Este precepto ha sido reiteradamente analizado e interpretado por la jurisprudencia del Tribunal Supremo, que ha ido estableciendo cuáles son los elementos que conforman el delito; así, la Sentencia del Tribunal Supremo nº 664/2012, de 12 de julio , expone:
'En lo que concierne a la modalidad clásica, tiene declarado esta Sala, como es exponente la sentencia 1274/2000, de 10 de julio que la estructura típica del delito de apropiación indebida parte de la concurrencia de los siguientes elementos:
a) Que el sujeto activo reciba uno de los objetos típicos, esto es, dinero, efectos, valores o cualquier otra cosa mueble o activo patrimonial. En este elemento se requiere que el sujeto activo tenga el objeto del delito en virtud de una legítima posesión por haberlo recibido de otro.

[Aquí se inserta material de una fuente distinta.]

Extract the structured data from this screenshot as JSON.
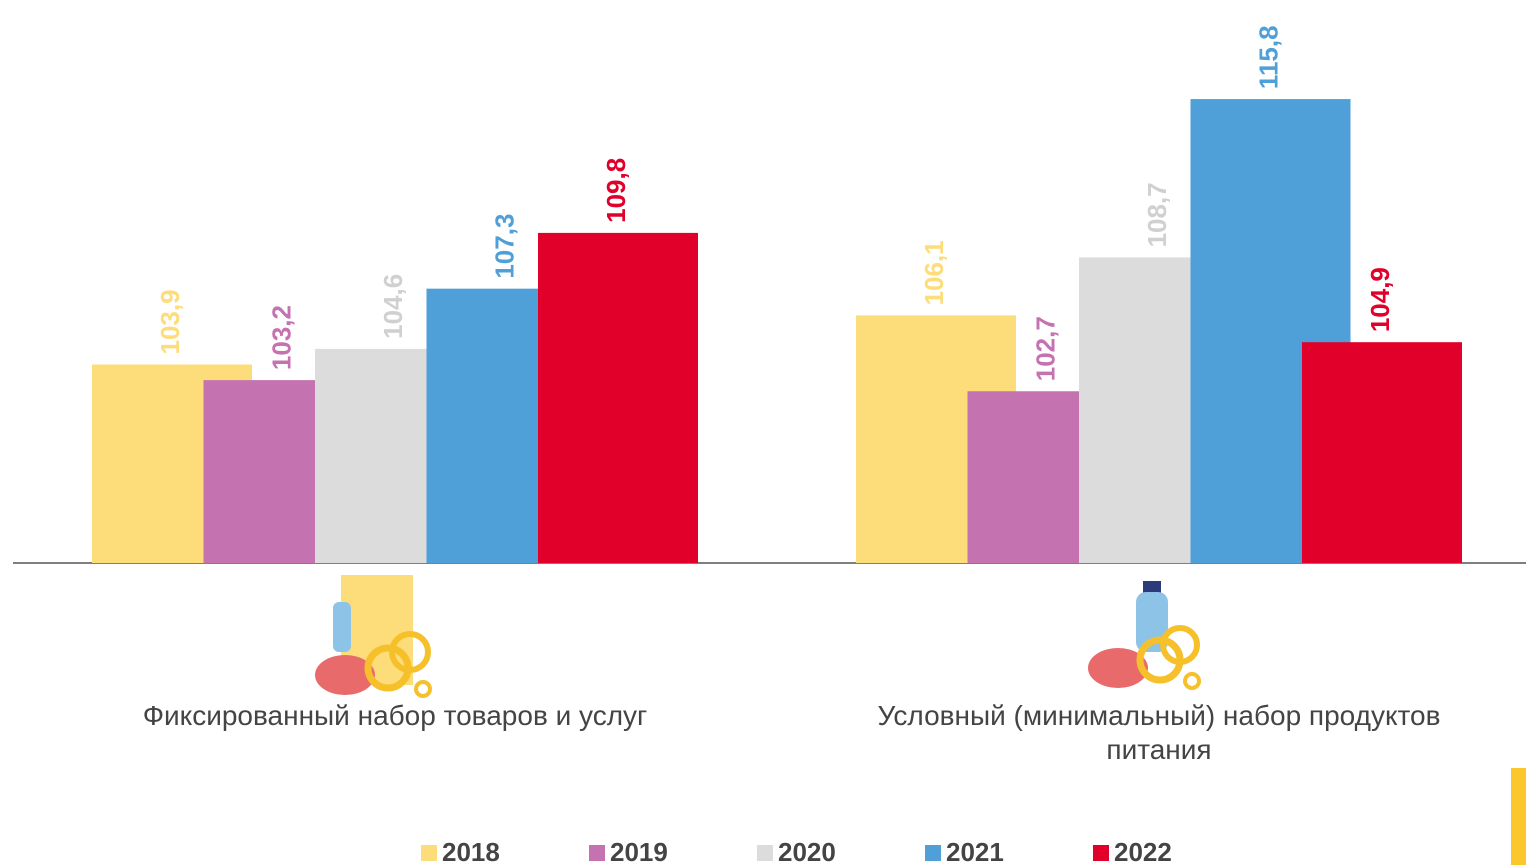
{
  "chart_data": {
    "type": "bar",
    "categories": [
      "Фиксированный набор товаров и услуг",
      "Условный (минимальный) набор продуктов питания"
    ],
    "series": [
      {
        "name": "2018",
        "color": "#fddc7a",
        "values": [
          103.9,
          106.1
        ],
        "value_labels": [
          "103,9",
          "106,1"
        ]
      },
      {
        "name": "2019",
        "color": "#c473b0",
        "values": [
          103.2,
          102.7
        ],
        "value_labels": [
          "103,2",
          "102,7"
        ]
      },
      {
        "name": "2020",
        "color": "#dcdcdc",
        "values": [
          104.6,
          108.7
        ],
        "value_labels": [
          "104,6",
          "108,7"
        ]
      },
      {
        "name": "2021",
        "color": "#4f9fd8",
        "values": [
          107.3,
          115.8
        ],
        "value_labels": [
          "107,3",
          "115,8"
        ]
      },
      {
        "name": "2022",
        "color": "#e0002a",
        "values": [
          109.8,
          104.9
        ],
        "value_labels": [
          "109,8",
          "104,9"
        ]
      }
    ],
    "ylim": [
      95,
      118
    ]
  }
}
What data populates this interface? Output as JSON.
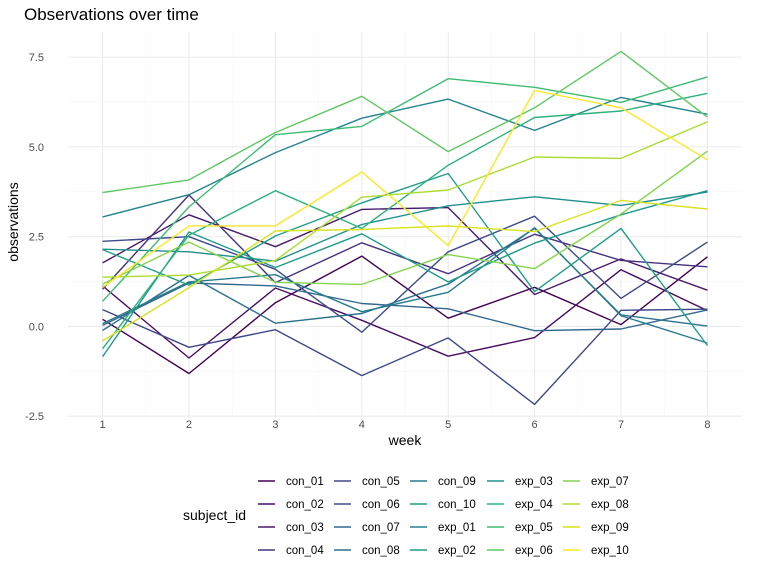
{
  "chart_data": {
    "type": "line",
    "title": "Observations over time",
    "xlabel": "week",
    "ylabel": "observations",
    "x": [
      1,
      2,
      3,
      4,
      5,
      6,
      7,
      8
    ],
    "x_ticks": [
      "1",
      "2",
      "3",
      "4",
      "5",
      "6",
      "7",
      "8"
    ],
    "xlim": [
      0.6,
      8.4
    ],
    "ylim": [
      -2.55,
      8.2
    ],
    "y_ticks": [
      -2.5,
      0.0,
      2.5,
      5.0,
      7.5
    ],
    "y_tick_labels": [
      "-2.5",
      "0.0",
      "2.5",
      "5.0",
      "7.5"
    ],
    "grid": true,
    "legend": {
      "title": "subject_id",
      "position": "bottom",
      "columns": 5
    },
    "series": [
      {
        "name": "con_01",
        "color": "#440154",
        "values": [
          0.2,
          -1.31,
          0.66,
          1.96,
          0.23,
          1.09,
          0.05,
          1.94
        ]
      },
      {
        "name": "con_02",
        "color": "#470E61",
        "values": [
          1.13,
          -0.88,
          1.07,
          0.17,
          -0.83,
          -0.31,
          1.58,
          0.44
        ]
      },
      {
        "name": "con_03",
        "color": "#481B6D",
        "values": [
          1.77,
          3.11,
          2.22,
          3.26,
          3.31,
          0.89,
          1.88,
          1.01
        ]
      },
      {
        "name": "con_04",
        "color": "#46337F",
        "values": [
          1.04,
          3.66,
          1.22,
          2.33,
          1.47,
          2.57,
          1.84,
          1.66
        ]
      },
      {
        "name": "con_05",
        "color": "#3F4889",
        "values": [
          0.47,
          -0.58,
          -0.09,
          -1.37,
          -0.32,
          -2.17,
          0.45,
          0.48
        ]
      },
      {
        "name": "con_06",
        "color": "#3E4A89",
        "values": [
          2.37,
          2.5,
          1.59,
          -0.16,
          2.08,
          3.07,
          0.78,
          2.35
        ]
      },
      {
        "name": "con_07",
        "color": "#31688E",
        "values": [
          0.03,
          1.21,
          1.13,
          0.64,
          0.49,
          -0.12,
          -0.07,
          0.46
        ]
      },
      {
        "name": "con_08",
        "color": "#2C718E",
        "values": [
          -0.11,
          1.42,
          0.09,
          0.36,
          1.18,
          2.73,
          0.32,
          0.01
        ]
      },
      {
        "name": "con_09",
        "color": "#287C8E",
        "values": [
          0.08,
          1.24,
          1.44,
          0.41,
          0.95,
          2.75,
          0.3,
          -0.46
        ]
      },
      {
        "name": "con_10",
        "color": "#1F9E89",
        "values": [
          2.14,
          1.15,
          2.52,
          3.44,
          4.26,
          0.97,
          2.73,
          -0.53
        ]
      },
      {
        "name": "exp_01",
        "color": "#25848E",
        "values": [
          3.05,
          3.67,
          4.84,
          5.8,
          6.33,
          5.46,
          6.38,
          5.91
        ]
      },
      {
        "name": "exp_02",
        "color": "#1E9B8A",
        "values": [
          -0.84,
          2.63,
          1.64,
          2.58,
          1.24,
          2.32,
          3.11,
          3.78
        ]
      },
      {
        "name": "exp_03",
        "color": "#21908D",
        "values": [
          2.15,
          2.08,
          1.82,
          2.84,
          3.36,
          3.61,
          3.37,
          3.74
        ]
      },
      {
        "name": "exp_04",
        "color": "#2DB27D",
        "values": [
          -0.62,
          2.54,
          3.78,
          2.73,
          4.49,
          5.82,
          6.0,
          6.49
        ]
      },
      {
        "name": "exp_05",
        "color": "#3FBC73",
        "values": [
          0.7,
          3.33,
          5.34,
          5.57,
          6.9,
          6.66,
          6.24,
          6.95
        ]
      },
      {
        "name": "exp_06",
        "color": "#5EC962",
        "values": [
          3.73,
          4.08,
          5.4,
          6.41,
          4.87,
          6.09,
          7.66,
          5.83
        ]
      },
      {
        "name": "exp_07",
        "color": "#84D44B",
        "values": [
          1.18,
          2.35,
          1.23,
          1.17,
          2.0,
          1.61,
          3.13,
          4.88
        ]
      },
      {
        "name": "exp_08",
        "color": "#ADDC30",
        "values": [
          1.37,
          1.43,
          1.84,
          3.6,
          3.8,
          4.72,
          4.68,
          5.7
        ]
      },
      {
        "name": "exp_09",
        "color": "#D8E219",
        "values": [
          -0.4,
          1.08,
          2.66,
          2.7,
          2.8,
          2.64,
          3.51,
          3.27
        ]
      },
      {
        "name": "exp_10",
        "color": "#FDE725",
        "values": [
          1.09,
          2.8,
          2.8,
          4.3,
          2.25,
          6.57,
          6.09,
          4.64
        ]
      }
    ]
  }
}
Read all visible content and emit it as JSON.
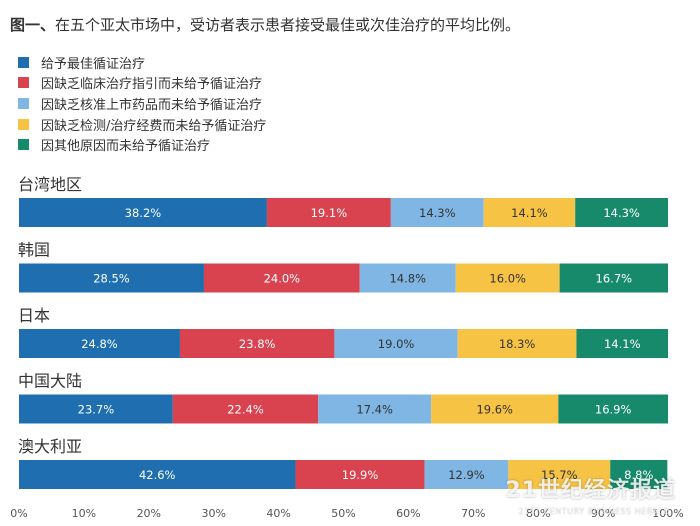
{
  "chart_data": {
    "type": "bar",
    "orientation": "horizontal",
    "stacked": true,
    "title": {
      "label": "图一、",
      "text": "在五个亚太市场中，受访者表示患者接受最佳或次佳治疗的平均比例。"
    },
    "categories": [
      "台湾地区",
      "韩国",
      "日本",
      "中国大陆",
      "澳大利亚"
    ],
    "series": [
      {
        "name": "给予最佳循证治疗",
        "color": "#1f6fb0",
        "values": [
          38.2,
          28.5,
          24.8,
          23.7,
          42.6
        ]
      },
      {
        "name": "因缺乏临床治疗指引而未给予循证治疗",
        "color": "#d8434f",
        "values": [
          19.1,
          24.0,
          23.8,
          22.4,
          19.9
        ]
      },
      {
        "name": "因缺乏核准上市药品而未给予循证治疗",
        "color": "#7fb6e3",
        "values": [
          14.3,
          14.8,
          19.0,
          17.4,
          12.9
        ]
      },
      {
        "name": "因缺乏检测/治疗经费而未给予循证治疗",
        "color": "#f7c344",
        "values": [
          14.1,
          16.0,
          18.3,
          19.6,
          15.7
        ]
      },
      {
        "name": "因其他原因而未给予循证治疗",
        "color": "#178a6b",
        "values": [
          14.3,
          16.7,
          14.1,
          16.9,
          8.8
        ]
      }
    ],
    "xlim": [
      0,
      100
    ],
    "x_ticks": [
      "0%",
      "10%",
      "20%",
      "30%",
      "40%",
      "50%",
      "60%",
      "70%",
      "80%",
      "90%",
      "100%"
    ],
    "legend_position": "top-left",
    "grid": false
  },
  "watermark": {
    "main": "21世纪经济报道",
    "sub": "21ST CENTURY BUSINESS HERALD"
  }
}
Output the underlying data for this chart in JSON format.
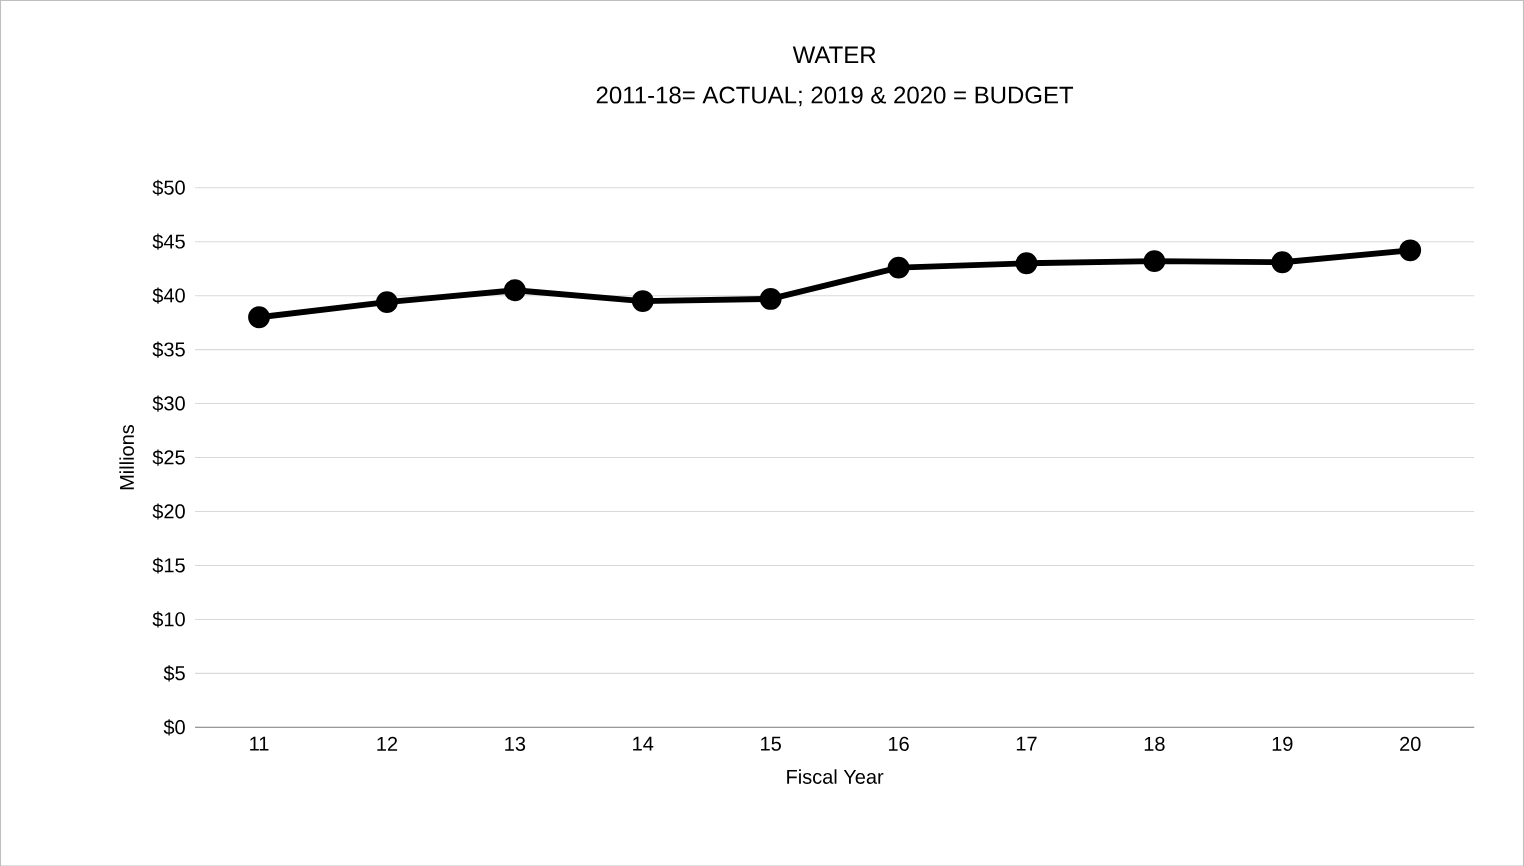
{
  "chart_data": {
    "type": "line",
    "title": "WATER",
    "subtitle": "2011-18= ACTUAL; 2019 & 2020 = BUDGET",
    "xlabel": "Fiscal Year",
    "ylabel": "Millions",
    "categories": [
      "11",
      "12",
      "13",
      "14",
      "15",
      "16",
      "17",
      "18",
      "19",
      "20"
    ],
    "series": [
      {
        "color": "#000000",
        "values": [
          38.0,
          39.4,
          40.5,
          39.5,
          39.7,
          42.6,
          43.0,
          43.2,
          43.1,
          44.2
        ]
      }
    ],
    "ylim": [
      0,
      50
    ],
    "yticks": [
      {
        "value": 0,
        "label": "$0"
      },
      {
        "value": 5,
        "label": "$5"
      },
      {
        "value": 10,
        "label": "$10"
      },
      {
        "value": 15,
        "label": "$15"
      },
      {
        "value": 20,
        "label": "$20"
      },
      {
        "value": 25,
        "label": "$25"
      },
      {
        "value": 30,
        "label": "$30"
      },
      {
        "value": 35,
        "label": "$35"
      },
      {
        "value": 40,
        "label": "$40"
      },
      {
        "value": 45,
        "label": "$45"
      },
      {
        "value": 50,
        "label": "$50"
      }
    ],
    "grid": "y",
    "marker": "circle",
    "line_style": "solid"
  }
}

b) Que el objeto haya sido entregado al autor por uno de los títulos que genera la obligación de entregarlos o devolverlos, definición que incluye a los títulos que incorporen una obligación condiciones a entregarlos o devolverlos, excluyendo aquéllos que suponen la entrega de la propiedad. En este sentido la jurisprudencia de esta Sala ha declarado el carácter de numerus apertus del precepto en el que caben, dado el carácter abierto de la fórmula 'aquellas relaciones jurídicas, de carácter complejo y atípico que no encajan en ninguna de las categoría concretadas por la ley o el uso civil o mercantil, sin otro requisito que el exigido por la norma penal, esto es, que se origine una obligación de entregar o devolver' ( SSTS 31.5.93 ; 1.7.97 ).
c) Que el sujeto activo realice una de las conductas típicas de apropiación o distracción del objeto típico, que se producirá bien cuando el sujeto activo hace suya la cosa que debiera entregar o devolver, con ánimo de incorporarla a su patrimonio.
d) Que se produzca un perjuicio patrimonial, lo que caracteriza al delito de apropiación indebida como delito de enriquecimiento'.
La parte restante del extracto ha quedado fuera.